The narrator, Danny Wallace doing his very best to impersonate Stephen Merchant, weaves a story of friendship, love, jealousy, heroism and exploration. Each level is usually limited to a few lines, but those lines are written with poetic flow and beautifully convey just the right amount of personality and tone. Like all good narrative writing, the script elevates, rather than overshadows, the blocks characters.

Thomas’s story can be interpreted as a look back to the origin of games themselves. As you progress through its stages you’re introduced to new blocks and new obstacles, a nod towards the iterative nature of the game and its continued quest to provide the exact right mixture of tools, challenge and reward. It’s classic puzzle/platformer design; continue adding new elements that build upon the old. The same idea can be applied to the progression of gaming. Not just videogames, but also board, card and every other kind of game.

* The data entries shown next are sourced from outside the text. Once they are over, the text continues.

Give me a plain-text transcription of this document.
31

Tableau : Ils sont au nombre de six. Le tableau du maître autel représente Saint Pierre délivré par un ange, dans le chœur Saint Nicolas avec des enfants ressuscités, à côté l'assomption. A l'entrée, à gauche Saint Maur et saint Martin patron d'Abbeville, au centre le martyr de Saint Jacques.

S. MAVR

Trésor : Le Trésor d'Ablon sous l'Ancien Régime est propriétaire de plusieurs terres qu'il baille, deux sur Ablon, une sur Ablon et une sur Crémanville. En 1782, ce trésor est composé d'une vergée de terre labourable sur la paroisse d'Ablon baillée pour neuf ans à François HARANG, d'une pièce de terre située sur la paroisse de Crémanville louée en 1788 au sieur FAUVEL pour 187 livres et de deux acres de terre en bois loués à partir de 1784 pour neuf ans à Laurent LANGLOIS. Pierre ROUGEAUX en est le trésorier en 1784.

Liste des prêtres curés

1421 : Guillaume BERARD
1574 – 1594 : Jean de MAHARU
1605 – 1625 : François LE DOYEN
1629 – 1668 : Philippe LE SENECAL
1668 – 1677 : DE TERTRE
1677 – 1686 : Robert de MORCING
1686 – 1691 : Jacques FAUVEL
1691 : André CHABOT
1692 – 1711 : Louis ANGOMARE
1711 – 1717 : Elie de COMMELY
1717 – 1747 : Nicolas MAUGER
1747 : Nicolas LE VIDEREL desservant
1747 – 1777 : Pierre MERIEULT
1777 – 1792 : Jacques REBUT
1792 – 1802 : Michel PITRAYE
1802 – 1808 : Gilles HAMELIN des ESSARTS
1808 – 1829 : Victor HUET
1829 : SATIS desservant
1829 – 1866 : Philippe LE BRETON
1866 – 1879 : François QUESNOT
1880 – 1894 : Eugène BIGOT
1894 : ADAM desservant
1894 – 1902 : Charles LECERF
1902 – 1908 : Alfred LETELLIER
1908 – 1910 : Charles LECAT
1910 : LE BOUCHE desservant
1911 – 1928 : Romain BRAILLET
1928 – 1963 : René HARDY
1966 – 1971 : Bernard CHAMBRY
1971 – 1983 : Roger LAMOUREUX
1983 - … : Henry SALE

Puzzles are never too difficult, but they’re just challenging enough for you to give yourself a pat on the back and stand in appreciation at the intelligence of the design. In general you’ll know what needs to be done, it’s just a matter of implementation.

Aiding that are straightforward and responsive controls that give you complete confidence in your movements. Move left or right, jump and switch blocks are the only controls you have with which to coordinate your efforts, but it’s all you need. Some blocks have special abilities, such as being able to float or act as a trampoline, but unlike other platformers, the physical act of using the ability is not where the challenge rests; it’s in the thinking about how you use it.

You could argue that a stiffer challenge during Thomas’s final levels would provide a greater sense of player accomplishment, but my feeling is that this would have detracted from the characterisation and narration. Thomas is a game about the combination of gameplay and emotion first, challenge second. The game can be interpreted as a look at the evolution of games, but it doesn’t always necessarily follow games’ rules.

Where it does follow rules is in the visuals. Exclusively muted tones, straight lines and trusty 90 degree angles, the aesthetic is one of melancholic formalism. The style plays brilliantly off the characterisation as, like the blocks themselves, the levels are striking but not overpowering; impressive, not obtrusive.

In a sea of indie platformers, Thomas Was Alone stands high on the crest of the wave. It’s cohesive, engaging, smart and a fine example of how so little can say so much. Look at me, I’m attached. Ridiculous.

Thomas is no longer alone, I suppose.